The Upsetter: The Life and Music of Lee Scratch Perry is a documentary film about the Jamaican musician Lee "Scratch" Perry. The film is narrated by Benicio Del Toro and directed by Ethan Higbee and Adam Bhala Lough. The film premiered at the SXSW Film Festival in March 2008 and had its theatrical release in March 2011, going on to screen at more than 80 theatres worldwide.

==Production==

The filmmakers got Lee Perry's approval to begin making the documentary in early 2004 when they brought him $5,000 in a paper bag, per his request, to a dinner with Perry's ex-wives and all his children in London. The film was financed by an Argentinian trucking company. Higbee and Lough flew to Switzerland where Perry was living in a small town called Einsiedeln and interviewed Perry for eight days, getting him to recount his life story.

==Style==

The documentary relies singularly on the interviews with Perry and eschews the normal talking-head interviews to tell the story. Lough has stated this was a specific choice he and Higbee made.

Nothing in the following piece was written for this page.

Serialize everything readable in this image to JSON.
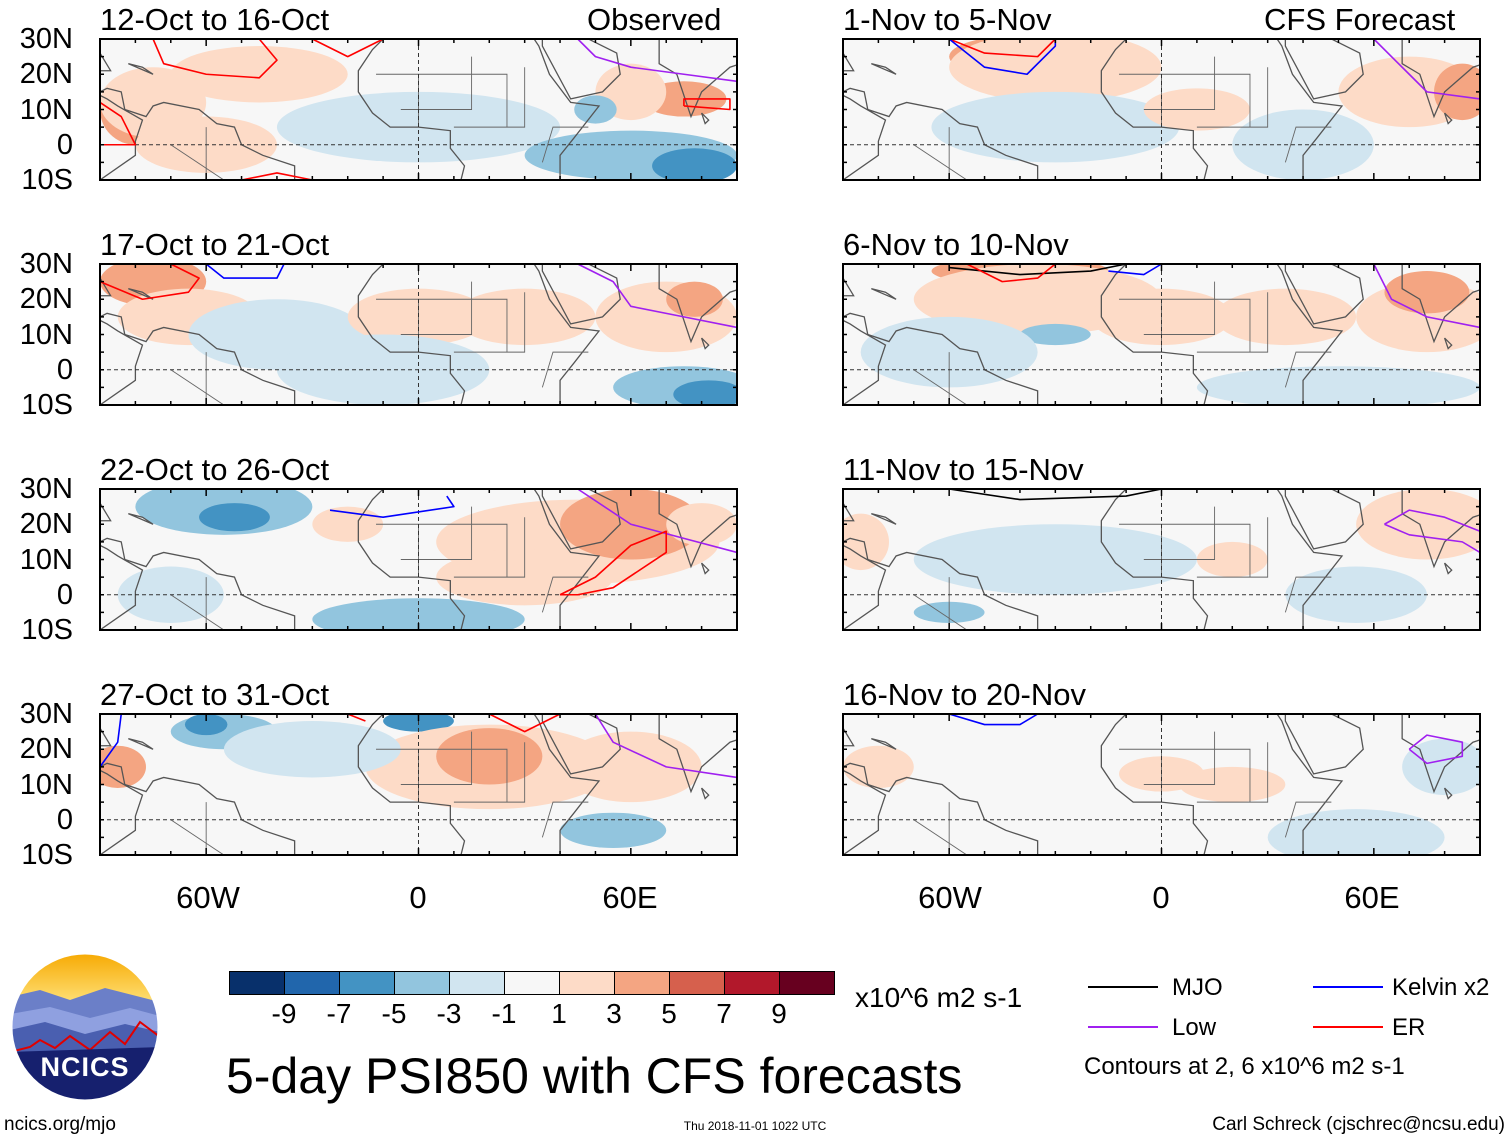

"We only wanted Lee's voice in the film; we wanted Lee to tell his story. We really felt like the history of reggae has been, in a way, hijacked by a white perspective. It comes from such a painfully colonialist perspective. We actually went and interviewed tons of these people — from Adrian Sherwood to Chris Blackwell — as research in a way. But we just had no interest in trotting out the white man to tell the story or even comment on Lee. I think that the Caribbean voice, the Afro-Caribbean voice, is often kind of forgotten in the story of Black history. So to have an opportunity to have a Jamaican man tell his story, the way that he lived it — whether it's correct or incorrect, or, you know, revisionist, or whatever — is, I think, a duty of a filmmaker. - Adam Bhala Lough in Grammy.com interview.'"

Higbee and Lough crafted the film much like a collage, taking turns editing small pieces and improving on top of each other's work over the course of many years.